Look at the whole condition, not just the thermometer#
Temperature naturally changes during the day. It may be lower in the morning and higher in the evening. Exercise, a hot drink, a warm room or different measuring methods can also affect the reading. That is why a single number should always be read together with symptoms and general condition.
The important questions are practical. Can you drink enough. Does rest help at all. Is the fever behaving like part of an ordinary cold, or is something else standing out such as chest pain, strong headache, urinary symptoms or stomach pain. If the pattern does not feel ordinary, trust that observation rather than the number alone.
Common causes and what they usually look like#
Many adult fevers come with a respiratory infection such as a common cold. In that case fever usually rises during the first days and then starts to ease. Sore throat, cough, blocked nose and body aches often come with it. If you need that wider picture, continue to Common cold and airway symptoms.
If fever arrives without the usual cold symptoms, the source may be elsewhere. Urinary infection, stomach infection, skin infection or pneumonia may become relevant depending on the rest of the symptoms. For that branch, continue to Fever without cold symptoms.
What helps at home#
Rest is the main treatment. This does not mean absolute bed rest, but it does mean letting the body use its energy on recovery instead of a full workday or hard training session. Drinking regularly is the next priority because fever increases fluid loss through sweating and faster breathing.
Choose clothing and bedding by comfort rather than trying to sweat the fever out. Too many layers can make the body feel more uncomfortable. Eating can be light if appetite is poor, as long as drinking continues. If you are unsure whether the thermometer is giving a reliable picture, see Measuring fever at home.
When fever medicine is useful#
Fever medicine is useful when fever or aches make rest difficult, sleep poor, or the overall day harder to manage. The purpose is comfort and recovery, not a perfectly tidy number on the thermometer. Follow the package instructions and check what other products you have already taken.

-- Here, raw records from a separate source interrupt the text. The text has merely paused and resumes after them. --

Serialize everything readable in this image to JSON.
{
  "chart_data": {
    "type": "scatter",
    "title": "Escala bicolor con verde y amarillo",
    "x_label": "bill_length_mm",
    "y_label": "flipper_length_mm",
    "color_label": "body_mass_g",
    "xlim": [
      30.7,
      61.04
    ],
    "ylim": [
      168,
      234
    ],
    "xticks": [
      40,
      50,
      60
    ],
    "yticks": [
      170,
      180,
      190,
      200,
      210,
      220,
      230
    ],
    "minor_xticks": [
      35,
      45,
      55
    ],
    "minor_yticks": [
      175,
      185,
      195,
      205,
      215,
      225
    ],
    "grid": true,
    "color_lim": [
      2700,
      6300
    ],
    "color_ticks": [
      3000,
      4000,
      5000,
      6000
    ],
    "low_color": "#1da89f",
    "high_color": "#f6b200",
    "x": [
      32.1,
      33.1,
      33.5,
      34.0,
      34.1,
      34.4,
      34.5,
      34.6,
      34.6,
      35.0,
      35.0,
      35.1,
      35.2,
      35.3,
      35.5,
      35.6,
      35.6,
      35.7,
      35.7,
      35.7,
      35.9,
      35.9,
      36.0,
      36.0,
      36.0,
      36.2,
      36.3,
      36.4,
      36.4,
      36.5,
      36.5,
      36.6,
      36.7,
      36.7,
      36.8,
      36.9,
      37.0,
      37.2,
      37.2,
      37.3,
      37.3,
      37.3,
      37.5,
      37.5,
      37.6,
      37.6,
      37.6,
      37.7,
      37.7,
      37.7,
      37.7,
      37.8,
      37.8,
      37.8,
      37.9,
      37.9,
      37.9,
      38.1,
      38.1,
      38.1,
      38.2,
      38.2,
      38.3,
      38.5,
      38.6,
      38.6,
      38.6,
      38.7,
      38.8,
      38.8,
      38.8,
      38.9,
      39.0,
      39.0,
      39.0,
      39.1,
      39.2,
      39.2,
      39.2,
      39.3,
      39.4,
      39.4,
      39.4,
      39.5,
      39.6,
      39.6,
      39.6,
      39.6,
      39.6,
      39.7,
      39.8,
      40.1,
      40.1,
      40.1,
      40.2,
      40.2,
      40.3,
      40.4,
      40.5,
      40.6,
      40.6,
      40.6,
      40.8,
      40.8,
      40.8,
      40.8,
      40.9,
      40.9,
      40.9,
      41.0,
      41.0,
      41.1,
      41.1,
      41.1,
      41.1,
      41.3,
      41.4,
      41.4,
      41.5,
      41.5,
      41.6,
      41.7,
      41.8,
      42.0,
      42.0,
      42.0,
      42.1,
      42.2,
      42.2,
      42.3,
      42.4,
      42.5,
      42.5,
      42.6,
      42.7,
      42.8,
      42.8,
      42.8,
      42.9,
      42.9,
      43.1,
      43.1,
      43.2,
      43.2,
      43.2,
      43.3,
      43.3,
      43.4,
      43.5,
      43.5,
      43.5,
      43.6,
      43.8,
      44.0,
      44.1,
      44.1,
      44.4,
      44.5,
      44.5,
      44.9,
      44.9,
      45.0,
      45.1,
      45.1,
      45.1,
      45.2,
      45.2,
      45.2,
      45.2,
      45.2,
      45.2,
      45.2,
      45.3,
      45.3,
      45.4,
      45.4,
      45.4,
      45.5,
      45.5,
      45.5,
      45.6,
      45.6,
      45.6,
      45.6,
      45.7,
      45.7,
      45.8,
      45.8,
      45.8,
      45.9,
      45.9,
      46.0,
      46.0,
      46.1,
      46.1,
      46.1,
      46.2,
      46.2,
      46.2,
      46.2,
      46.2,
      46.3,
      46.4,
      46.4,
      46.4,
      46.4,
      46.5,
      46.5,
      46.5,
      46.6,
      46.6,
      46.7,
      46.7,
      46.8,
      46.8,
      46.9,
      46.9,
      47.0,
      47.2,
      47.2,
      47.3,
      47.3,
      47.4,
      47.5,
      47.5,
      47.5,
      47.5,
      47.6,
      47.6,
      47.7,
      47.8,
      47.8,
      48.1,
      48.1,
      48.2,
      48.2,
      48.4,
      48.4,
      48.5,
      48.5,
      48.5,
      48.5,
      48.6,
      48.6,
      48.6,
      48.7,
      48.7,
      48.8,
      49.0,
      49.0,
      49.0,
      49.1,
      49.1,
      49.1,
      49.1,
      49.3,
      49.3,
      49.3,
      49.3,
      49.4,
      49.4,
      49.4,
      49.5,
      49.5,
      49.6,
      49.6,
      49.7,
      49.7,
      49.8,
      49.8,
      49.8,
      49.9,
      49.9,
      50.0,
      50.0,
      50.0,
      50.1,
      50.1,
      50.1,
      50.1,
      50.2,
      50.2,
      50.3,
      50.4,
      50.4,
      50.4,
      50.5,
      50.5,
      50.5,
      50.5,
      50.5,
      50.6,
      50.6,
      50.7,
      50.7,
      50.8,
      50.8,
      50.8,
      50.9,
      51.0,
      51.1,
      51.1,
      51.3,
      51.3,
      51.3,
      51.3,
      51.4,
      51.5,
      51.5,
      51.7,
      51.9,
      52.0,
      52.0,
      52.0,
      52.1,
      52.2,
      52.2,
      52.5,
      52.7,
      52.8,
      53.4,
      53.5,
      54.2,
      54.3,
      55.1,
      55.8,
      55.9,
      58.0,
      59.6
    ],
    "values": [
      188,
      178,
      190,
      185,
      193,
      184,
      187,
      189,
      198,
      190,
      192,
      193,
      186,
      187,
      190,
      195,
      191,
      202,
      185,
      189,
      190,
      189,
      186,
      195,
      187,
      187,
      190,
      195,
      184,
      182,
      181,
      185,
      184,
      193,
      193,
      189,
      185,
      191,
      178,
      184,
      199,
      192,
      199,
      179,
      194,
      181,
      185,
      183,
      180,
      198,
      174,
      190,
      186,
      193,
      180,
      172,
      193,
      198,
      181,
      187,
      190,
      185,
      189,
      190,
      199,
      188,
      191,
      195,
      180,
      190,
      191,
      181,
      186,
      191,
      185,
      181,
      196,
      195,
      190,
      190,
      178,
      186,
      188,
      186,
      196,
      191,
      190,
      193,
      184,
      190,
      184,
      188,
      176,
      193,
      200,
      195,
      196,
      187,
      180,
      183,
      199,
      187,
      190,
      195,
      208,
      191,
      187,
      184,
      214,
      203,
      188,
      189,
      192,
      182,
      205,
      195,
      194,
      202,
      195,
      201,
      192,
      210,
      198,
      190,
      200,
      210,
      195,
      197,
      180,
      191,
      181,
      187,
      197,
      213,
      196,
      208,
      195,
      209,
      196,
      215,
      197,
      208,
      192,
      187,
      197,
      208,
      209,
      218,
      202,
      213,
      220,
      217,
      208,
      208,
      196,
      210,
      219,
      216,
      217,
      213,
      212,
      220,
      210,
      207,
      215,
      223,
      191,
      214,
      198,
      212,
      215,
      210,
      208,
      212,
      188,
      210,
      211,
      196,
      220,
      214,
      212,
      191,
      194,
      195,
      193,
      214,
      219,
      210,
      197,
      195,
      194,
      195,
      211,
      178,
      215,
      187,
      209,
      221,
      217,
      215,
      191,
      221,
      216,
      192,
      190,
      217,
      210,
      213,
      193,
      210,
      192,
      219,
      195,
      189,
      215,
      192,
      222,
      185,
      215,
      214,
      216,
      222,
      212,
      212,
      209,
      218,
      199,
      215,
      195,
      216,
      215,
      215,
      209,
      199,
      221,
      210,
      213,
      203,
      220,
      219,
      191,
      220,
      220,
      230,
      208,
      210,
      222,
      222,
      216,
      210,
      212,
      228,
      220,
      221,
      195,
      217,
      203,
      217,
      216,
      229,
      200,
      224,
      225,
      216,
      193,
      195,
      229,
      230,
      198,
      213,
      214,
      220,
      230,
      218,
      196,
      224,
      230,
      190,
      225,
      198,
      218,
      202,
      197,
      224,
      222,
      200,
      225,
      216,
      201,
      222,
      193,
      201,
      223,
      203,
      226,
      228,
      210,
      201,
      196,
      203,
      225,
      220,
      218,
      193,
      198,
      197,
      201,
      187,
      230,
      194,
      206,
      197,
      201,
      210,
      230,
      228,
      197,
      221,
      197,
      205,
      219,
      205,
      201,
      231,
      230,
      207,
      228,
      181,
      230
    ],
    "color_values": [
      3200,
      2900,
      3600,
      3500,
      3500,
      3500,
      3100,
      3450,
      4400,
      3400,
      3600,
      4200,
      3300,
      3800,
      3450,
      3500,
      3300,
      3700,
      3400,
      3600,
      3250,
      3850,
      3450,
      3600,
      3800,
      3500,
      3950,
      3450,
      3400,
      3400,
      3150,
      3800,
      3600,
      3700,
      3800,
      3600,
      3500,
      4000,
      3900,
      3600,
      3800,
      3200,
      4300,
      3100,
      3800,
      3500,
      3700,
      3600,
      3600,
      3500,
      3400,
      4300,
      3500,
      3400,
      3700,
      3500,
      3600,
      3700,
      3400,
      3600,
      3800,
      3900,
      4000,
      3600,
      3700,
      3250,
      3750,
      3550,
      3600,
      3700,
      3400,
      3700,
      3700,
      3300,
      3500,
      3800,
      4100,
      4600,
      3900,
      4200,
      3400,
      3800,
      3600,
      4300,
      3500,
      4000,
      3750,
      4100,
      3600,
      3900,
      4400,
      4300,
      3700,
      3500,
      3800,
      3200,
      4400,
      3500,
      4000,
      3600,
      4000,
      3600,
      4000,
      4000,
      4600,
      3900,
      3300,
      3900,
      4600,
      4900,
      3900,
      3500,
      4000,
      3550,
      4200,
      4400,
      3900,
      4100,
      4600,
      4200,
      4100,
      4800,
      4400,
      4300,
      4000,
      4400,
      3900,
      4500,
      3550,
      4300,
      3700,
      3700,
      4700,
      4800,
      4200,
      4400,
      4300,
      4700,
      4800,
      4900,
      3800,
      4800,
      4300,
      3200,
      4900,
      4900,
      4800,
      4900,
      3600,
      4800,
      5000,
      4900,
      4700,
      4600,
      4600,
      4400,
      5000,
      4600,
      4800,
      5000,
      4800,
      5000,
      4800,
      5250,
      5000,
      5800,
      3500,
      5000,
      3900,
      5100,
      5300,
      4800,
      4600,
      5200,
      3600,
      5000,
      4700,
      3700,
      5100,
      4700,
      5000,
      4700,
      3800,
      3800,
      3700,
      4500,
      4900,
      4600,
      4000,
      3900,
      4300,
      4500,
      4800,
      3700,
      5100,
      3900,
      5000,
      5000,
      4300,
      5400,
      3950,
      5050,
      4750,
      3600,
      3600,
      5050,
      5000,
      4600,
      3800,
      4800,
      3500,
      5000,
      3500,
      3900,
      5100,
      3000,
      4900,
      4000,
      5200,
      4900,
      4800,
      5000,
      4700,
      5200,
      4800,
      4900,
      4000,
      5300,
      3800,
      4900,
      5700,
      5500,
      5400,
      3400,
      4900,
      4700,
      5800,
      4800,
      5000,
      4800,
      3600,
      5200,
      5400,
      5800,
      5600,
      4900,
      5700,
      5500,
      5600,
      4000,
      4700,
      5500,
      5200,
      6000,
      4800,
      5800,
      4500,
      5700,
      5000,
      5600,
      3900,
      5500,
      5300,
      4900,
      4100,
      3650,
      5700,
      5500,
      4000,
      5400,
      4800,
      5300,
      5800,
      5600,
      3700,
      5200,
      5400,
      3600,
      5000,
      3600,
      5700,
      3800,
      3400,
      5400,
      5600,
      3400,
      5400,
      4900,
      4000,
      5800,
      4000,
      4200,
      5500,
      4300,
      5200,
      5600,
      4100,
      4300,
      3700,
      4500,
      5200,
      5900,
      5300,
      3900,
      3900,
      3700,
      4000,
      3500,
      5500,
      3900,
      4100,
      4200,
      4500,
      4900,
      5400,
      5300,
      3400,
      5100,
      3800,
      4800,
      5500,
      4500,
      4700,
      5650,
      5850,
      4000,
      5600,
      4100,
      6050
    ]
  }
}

Duplication is one of the commonest mistakes in self-care. A cold remedy may already contain the same active substance as a separate pain or fever tablet. Read before combining products rather than adding another medicine by habit.
Recovery usually happens in stages#
The fever may come down before energy comes back fully. Appetite often improves next, while full strength returns more slowly. Many adults feel better giving heavier exercise a little extra time, especially if fever or strong body aches have been part of the illness.
What matters most is the trend over a couple of days. If the fever is settling, fluids are going in, and the rest of the symptoms are no longer intensifying, home monitoring is often enough. If the illness turns the other way after a short improvement, the situation deserves a new look.
When to seek care#
Seek care if breathing becomes difficult, chest pain appears, confusion develops, fluids no longer stay down, or severe headache and neck stiffness appear. Seek care if fever continues for several days without clear improvement, returns after a short recovery, or no longer fits a straightforward self-limiting infection.
People who are older, pregnant, immunocompromised, or living with a significant chronic illness should use a lower threshold for review. The same applies if previous infections have become severe quickly.